それにしても、弟に自分の着替えが入ったタンスなりクローゼットを探らせても平気なのだろうか。百代はあまり気にしていない風だが、弟さんの方はどうだろう。
「それでね、お願い阿山君、近くにスーパーがあるでしょ」
「ああ、ラッキーマート」
「そこへ弟に着替えを持ってこさせるから、取りに行ってくれない?」
「ん、いいよ。百代のうちってどれくらいかかるの」
「自転車で10分かからないくらい」
「そうか、じゃあもう出とくよ。チョコの材料も買い足さないといけないし」
早口で言いながら、そそくさと部屋を出た。時間のことはもちろんだが、何より百代の格好が問題だった。僕には刺激が強すぎる。
◆◇◆◇◆◇◆◇
阿山君が部屋を出ていくと、あたしはベッドの上を転げまわった。
うわー、うわー、うわー……、
何これ、なんなのこのシチュエーション。
チョコをひっくり返して、服を汚して、シャワー浴びて、そしたら着替えがないから服を借りて……。
着替えたら阿山君なんかめっちゃこっち見てるし。
いろいろ迷惑かけちゃったけど、半分くらいは阿山君のせいだし、仕方ないよね。
だって、急にあんなこと言うから……。
『――気持ちも分散する』
『――テンション下がる』
『――少なくとも僕はそう感じる』
『――手作りは1人だけ――とまでは言わないけど、身近な人だけに限っておいた方がいいんじゃないかな』
あれじゃまるで、あたしの手作りチョコばら撒き作戦に嫉妬してるみたいだ。
渡すのはオレだけにしとけよ、って、強気にアピールしてるみたい。
本人はその気もないし、きっと意識してないんだろうけど。
阿山君ってときどきああいう、無自覚に恥ずかしいこと言うんだよねぇ。
転がっているうちに身体に巻き付いていた布団を、ギュッと顔に引き寄せると、いい匂いとは言えないけど、不快でもない匂いに包まれる。

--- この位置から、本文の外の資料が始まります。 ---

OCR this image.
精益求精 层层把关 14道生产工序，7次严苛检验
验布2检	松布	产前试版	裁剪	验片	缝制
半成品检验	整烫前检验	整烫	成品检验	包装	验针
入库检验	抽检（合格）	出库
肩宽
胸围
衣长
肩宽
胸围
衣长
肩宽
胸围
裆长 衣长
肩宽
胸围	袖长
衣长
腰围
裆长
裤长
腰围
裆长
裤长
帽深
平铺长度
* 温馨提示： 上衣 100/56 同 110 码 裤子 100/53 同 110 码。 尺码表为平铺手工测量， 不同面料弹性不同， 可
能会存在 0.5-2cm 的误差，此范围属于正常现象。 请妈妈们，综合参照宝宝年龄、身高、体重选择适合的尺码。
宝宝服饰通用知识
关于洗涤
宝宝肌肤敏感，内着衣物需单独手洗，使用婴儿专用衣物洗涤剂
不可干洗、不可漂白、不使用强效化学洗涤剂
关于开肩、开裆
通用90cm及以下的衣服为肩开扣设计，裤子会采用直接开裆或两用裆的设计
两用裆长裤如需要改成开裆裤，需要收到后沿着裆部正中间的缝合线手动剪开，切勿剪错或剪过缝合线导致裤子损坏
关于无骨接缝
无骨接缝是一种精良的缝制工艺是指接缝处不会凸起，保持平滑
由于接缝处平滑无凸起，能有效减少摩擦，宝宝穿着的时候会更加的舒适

これが阿山君の匂い、なのかなぁ……。
そうしていると、急にインターホンが鳴って、あたしはベッドから飛び起きた。
いけないいけない、何やってんだろ、あたし……。
歩きづらいズボンに足を取られながらもインターホンに出る。宅配みたい。
「はーい」
『阿山さんのお宅でしょうか』
「はい」
『世界通運です、荷物の受け取りをお願いします』
ドアを開けて荷物を受け取り、サインをすると、宅配の人は「ありがとざしたー」と元気に言って帰っていった。宛先は阿山鏡一朗って明らかに男の名前なのに、本人確認はなかった。
ひょっとして、家族と思われたのかな。
阿山曜子――語呂は悪くはないかなぁ。
送られてきたのはクール便だった。
中身は気になったけど、さすがに勝手に開けるのはまずいので、冷蔵庫に押し込んでおく。でも、送り先の宛名の阿山千都世って……、お母さん? それとも、さっき言ってたお姉さんかな。この時期ってことはバレンタインの贈り物だよね。
どっちにしても、家族と、仲いいんだ。
――そんな風に、あたしは阿山君が、両親の再婚後も良好な家族関係にあるらしいことに、ただ安心していた。
このあと、贈り物の中身を目の当たりにするまでは。